An autonomous system that is asymptotically stable is not also exponentially stable.

Question

I am trying to find a counter example to the following statement:

An autonomous system $\dot{x}(t)=f(x)$, that is asymptotically stable is also exponentially stable.

The opposite is true an autonomous system $\dot{x}(t)=f(x)$, that is asymptotically stable is also exponentially stable. But I am having a hard time finding a specific counter example to the original statement. Any help would be greatly appreciated.
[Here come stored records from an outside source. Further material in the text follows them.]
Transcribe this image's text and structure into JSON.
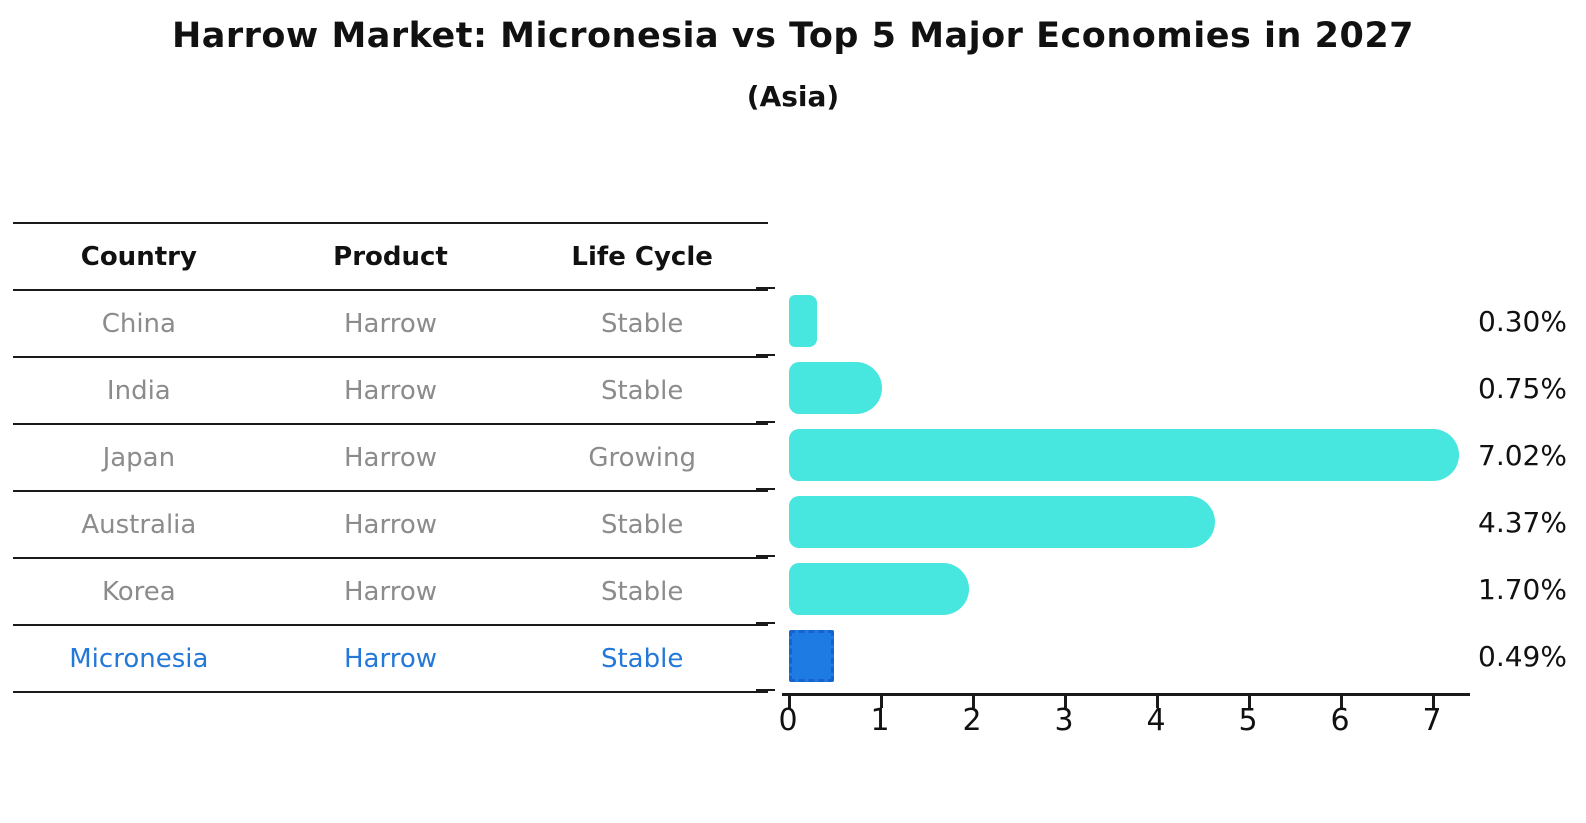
{
  "title": "Harrow Market: Micronesia vs Top 5 Major Economies in 2027",
  "subtitle": "(Asia)",
  "table": {
    "headers": [
      "Country",
      "Product",
      "Life Cycle"
    ],
    "rows": [
      {
        "cells": [
          "China",
          "Harrow",
          "Stable"
        ],
        "highlight": false
      },
      {
        "cells": [
          "India",
          "Harrow",
          "Stable"
        ],
        "highlight": false
      },
      {
        "cells": [
          "Japan",
          "Harrow",
          "Growing"
        ],
        "highlight": false
      },
      {
        "cells": [
          "Australia",
          "Harrow",
          "Stable"
        ],
        "highlight": false
      },
      {
        "cells": [
          "Korea",
          "Harrow",
          "Stable"
        ],
        "highlight": true,
        "highlight_override": false
      },
      {
        "cells": [
          "Micronesia",
          "Harrow",
          "Stable"
        ],
        "highlight": true
      }
    ]
  },
  "chart_data": {
    "type": "bar",
    "orientation": "horizontal",
    "title": "Harrow Market: Micronesia vs Top 5 Major Economies in 2027",
    "subtitle": "(Asia)",
    "categories": [
      "China",
      "India",
      "Japan",
      "Australia",
      "Korea",
      "Micronesia"
    ],
    "values": [
      0.3,
      0.75,
      7.02,
      4.37,
      1.7,
      0.49
    ],
    "value_labels": [
      "0.30%",
      "0.75%",
      "7.02%",
      "4.37%",
      "1.70%",
      "0.49%"
    ],
    "x_ticks": [
      0,
      1,
      2,
      3,
      4,
      5,
      6,
      7
    ],
    "xlim": [
      0,
      7.4
    ],
    "grid": false,
    "legend": false,
    "highlight_index": 5,
    "bars": [
      {
        "category": "China",
        "value": 0.3,
        "label": "0.30%",
        "highlight": false,
        "round_cap": false
      },
      {
        "category": "India",
        "value": 0.75,
        "label": "0.75%",
        "highlight": false,
        "round_cap": true
      },
      {
        "category": "Japan",
        "value": 7.02,
        "label": "7.02%",
        "highlight": false,
        "round_cap": true
      },
      {
        "category": "Australia",
        "value": 4.37,
        "label": "4.37%",
        "highlight": false,
        "round_cap": true
      },
      {
        "category": "Korea",
        "value": 1.7,
        "label": "1.70%",
        "highlight": false,
        "round_cap": true
      },
      {
        "category": "Micronesia",
        "value": 0.49,
        "label": "0.49%",
        "highlight": true,
        "round_cap": false
      }
    ]
  },
  "colors": {
    "bar_default": "#47E6DE",
    "bar_highlight": "#1E7BE4",
    "bar_highlight_border": "#1563CC",
    "highlight_text": "#2478D8",
    "table_text": "#8C8C8C",
    "heading_text": "#111111",
    "axis": "#1A1A1A"
  }
}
Notes (or things I know already)

• The definitions of asymptotic stability and exponentially stability I am using.
• If I have a Lyapunov function $V(x)$ for $\dot{x}(t)=f(x)$, $\dot{V}(x)<0$ implies asymptotic stability and $\dot{V}(x)\leq aV(x)$ (where $a$ is a constant) exponential stability.
• The statement a non-autonomous system $\dot{x}(t)=f(x,t)$, that is asymptotically stable is also exponentially stable is false.

Answer 1

Let's try to find a one-dimensional example, to keep things as simple as possible.
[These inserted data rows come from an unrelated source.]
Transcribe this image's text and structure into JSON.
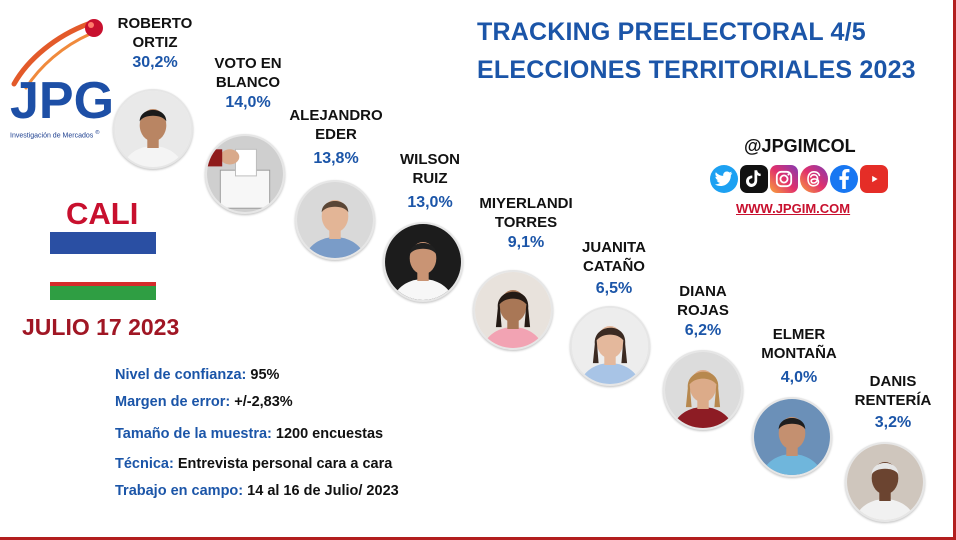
{
  "logo": {
    "text": "JPG",
    "caption": "Investigación de Mercados",
    "reg": "®"
  },
  "title": {
    "line1": "TRACKING PREELECTORAL 4/5",
    "line2": "ELECCIONES TERRITORIALES 2023"
  },
  "social": {
    "handle": "@JPGIMCOL",
    "website": "WWW.JPGIM.COM",
    "icons": [
      "twitter-icon",
      "tiktok-icon",
      "instagram-icon",
      "threads-icon",
      "facebook-icon",
      "youtube-icon"
    ]
  },
  "city": "CALI",
  "date": "JULIO 17 2023",
  "colors": {
    "title_blue": "#1b55a8",
    "accent_red": "#c8102e",
    "flag_blue": "#2a4fa3",
    "flag_red": "#d52b2b",
    "flag_green": "#2f9e43"
  },
  "methodology": [
    {
      "label": "Nivel de confianza:",
      "value": "95%"
    },
    {
      "label": "Margen de error:",
      "value": "+/-2,83%"
    },
    {
      "label": "Tamaño de la muestra:",
      "value": "1200 encuestas"
    },
    {
      "label": "Técnica:",
      "value": "Entrevista personal cara a cara"
    },
    {
      "label": "Trabajo en campo:",
      "value": "14 al 16 de Julio/ 2023"
    }
  ],
  "chart_data": {
    "type": "table",
    "categories": [
      "ROBERTO ORTIZ",
      "VOTO EN BLANCO",
      "ALEJANDRO EDER",
      "WILSON RUIZ",
      "MIYERLANDI TORRES",
      "JUANITA CATAÑO",
      "DIANA ROJAS",
      "ELMER MONTAÑA",
      "DANIS RENTERÍA"
    ],
    "values": [
      30.2,
      14.0,
      13.8,
      13.0,
      9.1,
      6.5,
      6.2,
      4.0,
      3.2
    ],
    "value_labels": [
      "30,2%",
      "14,0%",
      "13,8%",
      "13,0%",
      "9,1%",
      "6,5%",
      "6,2%",
      "4,0%",
      "3,2%"
    ],
    "title": "",
    "xlabel": "",
    "ylabel": ""
  },
  "candidates": [
    {
      "line1": "ROBERTO",
      "line2": "ORTIZ",
      "pct": "30,2%",
      "skin": "#b98563",
      "hair": "#1a1a1a",
      "shirt": "#f4f4f4",
      "bg": "#e9e9e9"
    },
    {
      "line1": "VOTO EN",
      "line2": "BLANCO",
      "pct": "14,0%",
      "skin": "#d9a98a",
      "hair": "#2b2b2b",
      "shirt": "#8f1b1b",
      "bg": "#cfcfcf"
    },
    {
      "line1": "ALEJANDRO",
      "line2": "EDER",
      "pct": "13,8%",
      "skin": "#e3b596",
      "hair": "#5a4636",
      "shirt": "#7a9cc8",
      "bg": "#d9d9d9"
    },
    {
      "line1": "WILSON",
      "line2": "RUIZ",
      "pct": "13,0%",
      "skin": "#c99474",
      "hair": "#202020",
      "shirt": "#f7f7f7",
      "bg": "#1c1c1c"
    },
    {
      "line1": "MIYERLANDI",
      "line2": "TORRES",
      "pct": "9,1%",
      "skin": "#a97756",
      "hair": "#241a14",
      "shirt": "#f2a3b3",
      "bg": "#e8e2dc"
    },
    {
      "line1": "JUANITA",
      "line2": "CATAÑO",
      "pct": "6,5%",
      "skin": "#e4b89c",
      "hair": "#3b2a22",
      "shirt": "#a8c4e6",
      "bg": "#ededed"
    },
    {
      "line1": "DIANA",
      "line2": "ROJAS",
      "pct": "6,2%",
      "skin": "#dcab89",
      "hair": "#b7884e",
      "shirt": "#8d1c24",
      "bg": "#dcdcdc"
    },
    {
      "line1": "ELMER",
      "line2": "MONTAÑA",
      "pct": "4,0%",
      "skin": "#c49070",
      "hair": "#1e1e1e",
      "shirt": "#6fb6dc",
      "bg": "#6b90b8"
    },
    {
      "line1": "DANIS",
      "line2": "RENTERÍA",
      "pct": "3,2%",
      "skin": "#6b4430",
      "hair": "#e6e6e6",
      "shirt": "#f1f1f1",
      "bg": "#cfc6bd"
    }
  ]
}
You know that $\dot x=-x$ is exponentially stable, and you would like to find a system where the phase portrait looks the same, $$\longrightarrow 0 \longleftarrow,$$ but where the solutions don't tend to zero so fast. So try making the right-hand side smaller for small $|x|$ while still keeping its sign. For example, this might work: $$ \dot x = - x^3 . $$ And indeed it does; if you solve this system (by separation of variables), you'll find that the solutions tend to zero roughly like $1/\sqrt{t}$ as $t \to \infty$, not exponentially.